¿Cuál Revolución?

Las sombras de Gray
Por:
  • armando_chaguaceda

En Cuba, el pensamiento político oficial basa su propuesta política en tres ideas centrales y conectadas: a) la Revolución cubana es un proceso vivo y continuado hasta la actualidad; b) la dirección del país es un liderazgo socialista coherente con las metas de aquélla; c) la población cubana mantiene una conexión y respaldo mayoritarios para con ambos factores (Revolución y liderazgo), y con una ideología socialista.

Se trata de planteamientos que revelan más los rasgos de un idealismo metafísico (doctrinal y especulativo), que las potencialidades de una mirada dialéctica. Más una ideología legitimadora del poder que un enfoque marxista crítico capaz de extraer del análisis de las cambiantes estructuras —económicas, políticas, clasistas— la información para la crítica y análisis sociales. Mucho I. Stalin y poco A. Gramsci.

El primer supuesto —la Revolución continuada— es claramente endeble. Si entendemos como revolución un proceso de cambios radicales, materializado por la movilización social y la lucha política, que desestructura clases, relaciones e instituciones socioeconómicas y políticas, queda claro que la Revolución cubana se concretó histórica y sociológicamente en la década y media posterior al quiebre del viejo orden. La nueva estructura de clases, el Estado socialista, la economía estatizada, la cultura e ideología revolucionarias estaban, fundamentalmente, concluidos en la primera mitad de los años 70. Quedaría entonces entender lo revolucionario como una apelación ideológica, moral o simbólica a ciertas metas e ideas forjadas en la etapa ascendente del proceso; pero eso no basta para equipararla al movimiento general de la sociedad cubana actual. Extendiéndola hasta el presente.

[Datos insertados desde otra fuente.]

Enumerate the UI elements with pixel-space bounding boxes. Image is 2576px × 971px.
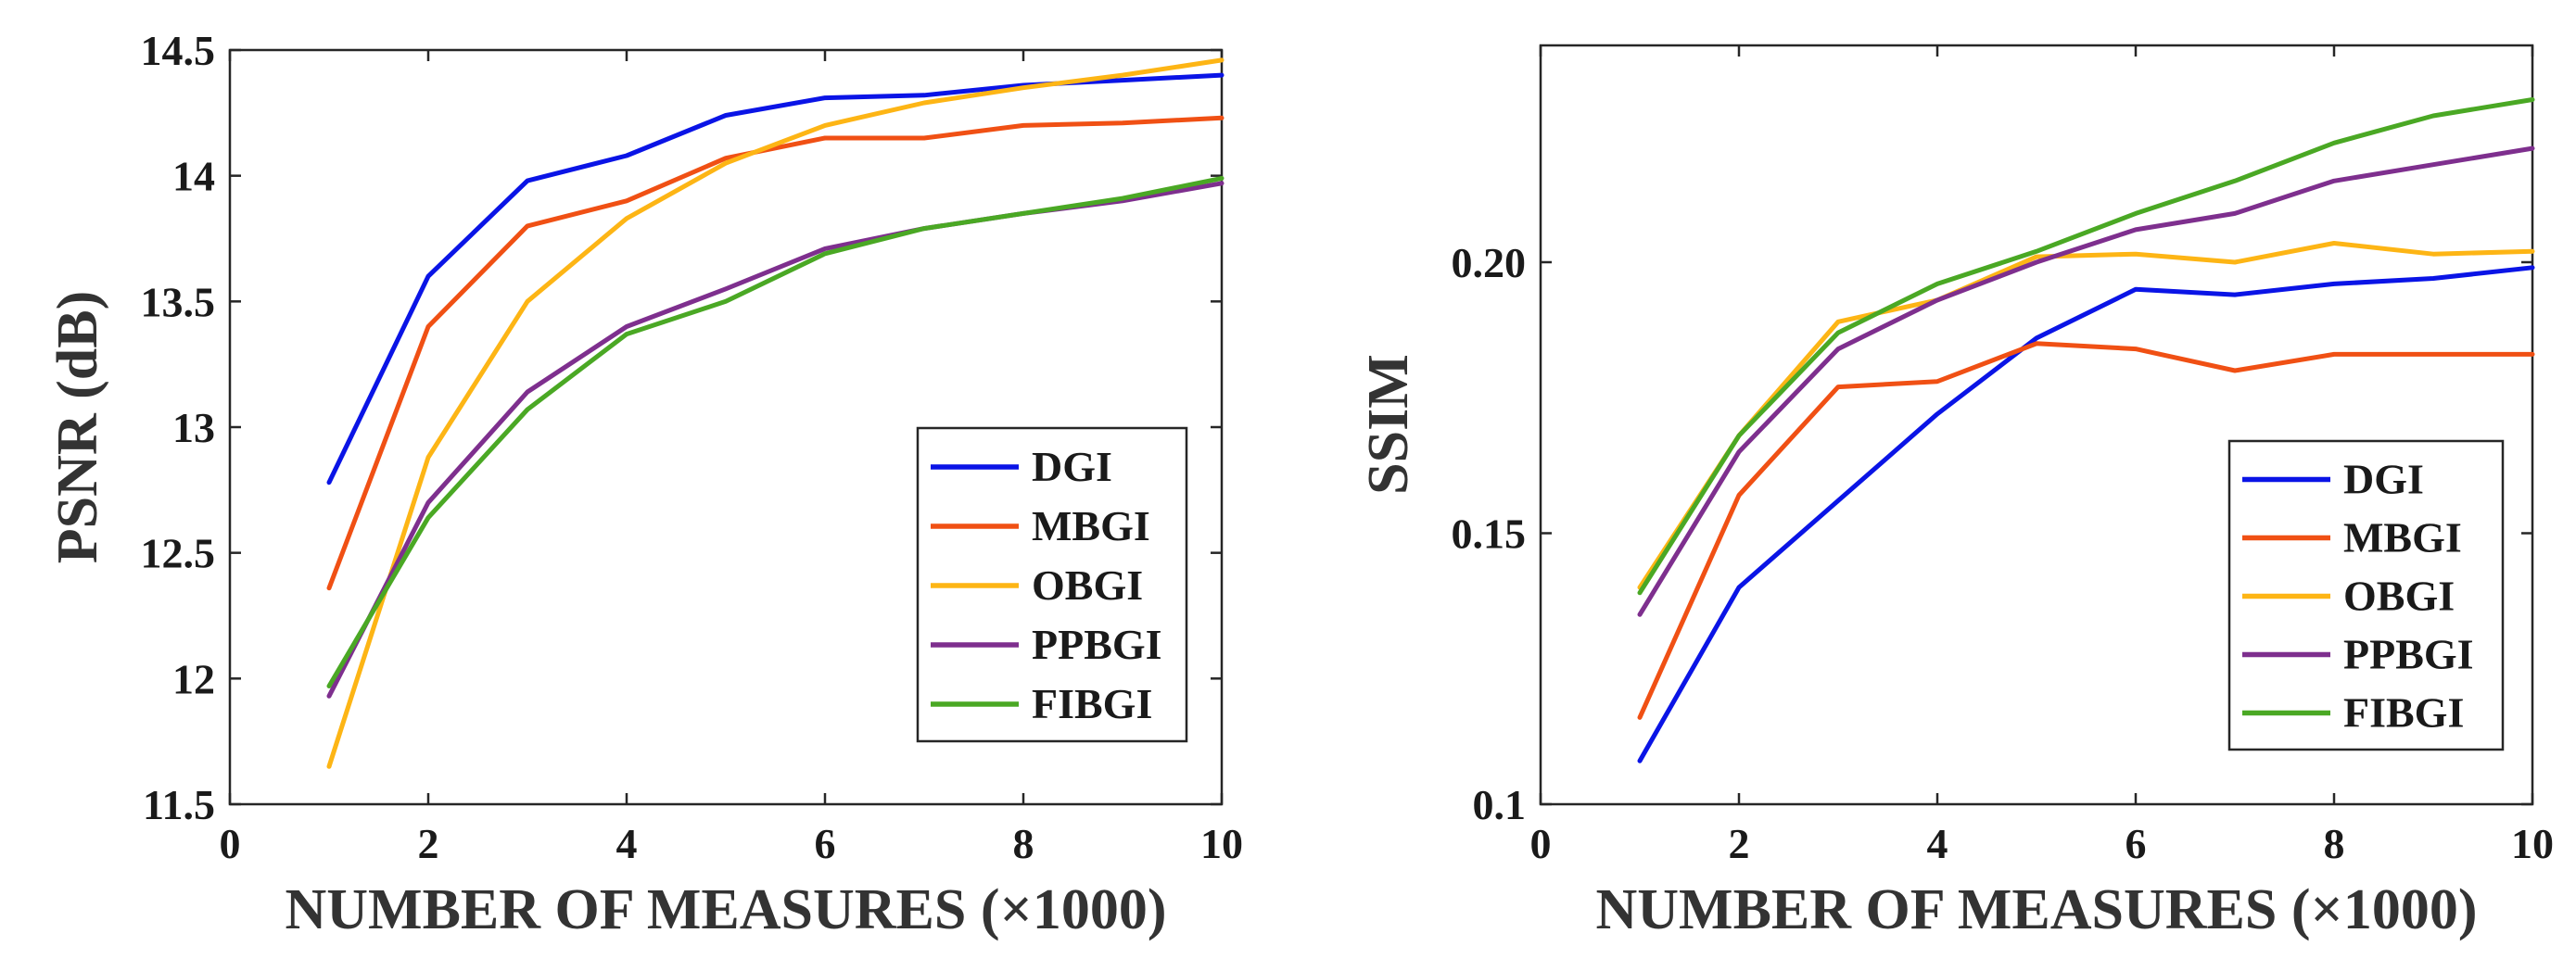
legend-label: FIBGI: [1032, 680, 1152, 727]
y-tick-label: 12: [172, 655, 215, 702]
x-tick-label: 2: [1729, 820, 1750, 867]
y-tick-label: 13: [172, 404, 215, 451]
y-tick-label: 11.5: [143, 781, 215, 828]
x-tick-label: 8: [1013, 820, 1034, 867]
y-tick-label: 0.20: [1452, 239, 1527, 286]
legend: DGI MBGI OBGI PPBGI FIBGI: [2227, 439, 2505, 751]
y-tick-label: 14: [172, 153, 215, 200]
chart-2: 0 2 4 6 8 10 0.1 0.15 0.20 NUMBER OF MEASURES (×1…: [1357, 44, 2554, 941]
x-tick-label: 0: [1530, 820, 1552, 867]
y-tick-label: 13.5: [141, 278, 216, 325]
series-line-ppbgi: [1637, 145, 2535, 617]
legend-label: PPBGI: [1032, 621, 1162, 668]
legend-label: MBGI: [2343, 514, 2462, 561]
y-tick-label: 14.5: [141, 27, 216, 74]
series-line-obgi: [1637, 241, 2535, 590]
legend-label: PPBGI: [2343, 631, 2474, 678]
x-tick-label: 2: [418, 820, 439, 867]
x-axis-label: NUMBER OF MEASURES (×1000): [286, 878, 1167, 941]
x-tick-label: 4: [616, 820, 638, 867]
legend-label: OBGI: [2343, 573, 2455, 620]
x-tick-label: 4: [1927, 820, 1948, 867]
legend-label: DGI: [2343, 456, 2424, 503]
legend-label: DGI: [1032, 443, 1112, 490]
x-tick-label: 8: [2324, 820, 2345, 867]
x-tick-label: 0: [220, 820, 241, 867]
y-tick-label: 0.15: [1452, 511, 1527, 558]
x-tick-label: 10: [2511, 820, 2554, 867]
y-tick-label: 0.1: [1473, 781, 1527, 828]
legend: DGI MBGI OBGI PPBGI FIBGI: [916, 426, 1188, 743]
series-line-fibgi: [326, 175, 1225, 688]
legend-label: FIBGI: [2343, 689, 2464, 737]
x-tick-label: 6: [815, 820, 836, 867]
series-line-obgi: [326, 57, 1225, 769]
legend-label: OBGI: [1032, 561, 1143, 609]
legend-box: [916, 426, 1188, 743]
x-tick-label: 10: [1200, 820, 1243, 867]
x-axis-label: NUMBER OF MEASURES (×1000): [1596, 878, 2478, 941]
chart-1: 0 2 4 6 8 10 11.5 12 12.5 13 13.5 14 14.5 NUMBER OF M…: [46, 27, 1243, 941]
y-axis-label: SSIM: [1357, 354, 1420, 495]
legend-label: MBGI: [1032, 502, 1150, 549]
x-tick-label: 6: [2126, 820, 2147, 867]
y-tick-label: 12.5: [141, 530, 216, 577]
y-axis-label: PSNR (dB): [46, 291, 109, 564]
series-line-mbgi: [1637, 341, 2535, 720]
series-line-fibgi: [1637, 97, 2535, 596]
series-line-mbgi: [326, 115, 1225, 591]
series-line-dgi: [1637, 265, 2535, 763]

En cuanto al carácter revolucionario de la dirección del país, insistir en ello es una burla. Por haber construido un partido y sistema políticos con escasa capacidad para procesar y promover la participación, la diferencia y el debate; por aferrarse por seis décadas al poder sin permitir una verdadera renovación de cuadros y métodos; por haber violentado las propias normas y derechos consagrados en la legislación socialista (incluida la Constitución); los dirigentes cubanos no pueden ser confundidos ni con mandatarios de origen republicano ni con militantes comunistas. A estas alturas, su permanencia en el poder depende más del modelo de control social prototípicamente soviético, perfeccionado por más de medio siglo, que de una legitimidad y apoyo populares logrados en condiciones de libre elección y expresión de preferencias ciudadanas.

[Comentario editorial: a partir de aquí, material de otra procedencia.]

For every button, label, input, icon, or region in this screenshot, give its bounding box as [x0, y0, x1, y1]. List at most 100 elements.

Con independencia de los matices que diferencian los modos de ejercer el poder de Fidel y Raúl (voluntarismo frente a pragmatismo, personalismo versus institucionalización burocrática), en ambos casos se trata de dirigentes que consideran a la sociedad como una menor de edad, a la que pueden administrar los derechos, demandas y expectativas. Y cuyos aliados —de la vieja dirigencia guerrillera, cuadros partidistas y jefes militares— ni viven como la mayoría de la población ni pagan sus errores con igual rigor. No son parte de una solución revolucionaria a la crisis actual, sino de la esencia misma del problema que representan estructuras socioeconómicas, políticas y morales arcaicas y agotadas; históricamente antagónicas de las promesas emancipadoras del socialismo.

Por último —y no menos importante—, la idea de una identificación coherente y masiva de la cansada población cubana para con su dirigencia y discurso oficiales (o incluso con algún proyecto de contenidos más o menos socializantes) es, cuando menos, falaz. Porque en ausencia de libertad de organización, expresión, manifestación y elección sólo queda, como decía Rosa Luxemburgo, el reino de la burocracia. Y allí no es posible medir ni exponer públicamente las preferencias individuales o colectivas, siempre diversas. La experiencia histórica de regímenes similares (de la URSS a Mongolia) nos dice que los altísimos porcentajes de apoyo en elecciones sin candidatos alternativos o las multitudinarias marchas de obreros que apoyan a un gobierno que los expolia, no son otra cosa que performances organizados desde el poder y replicados —en ausencia de alternativas y bajo el riesgo de sanción— por una ciudadanía desarmada. Nada de eso tributa al potencial emancipador de una revolución social o de un socialismo democrático.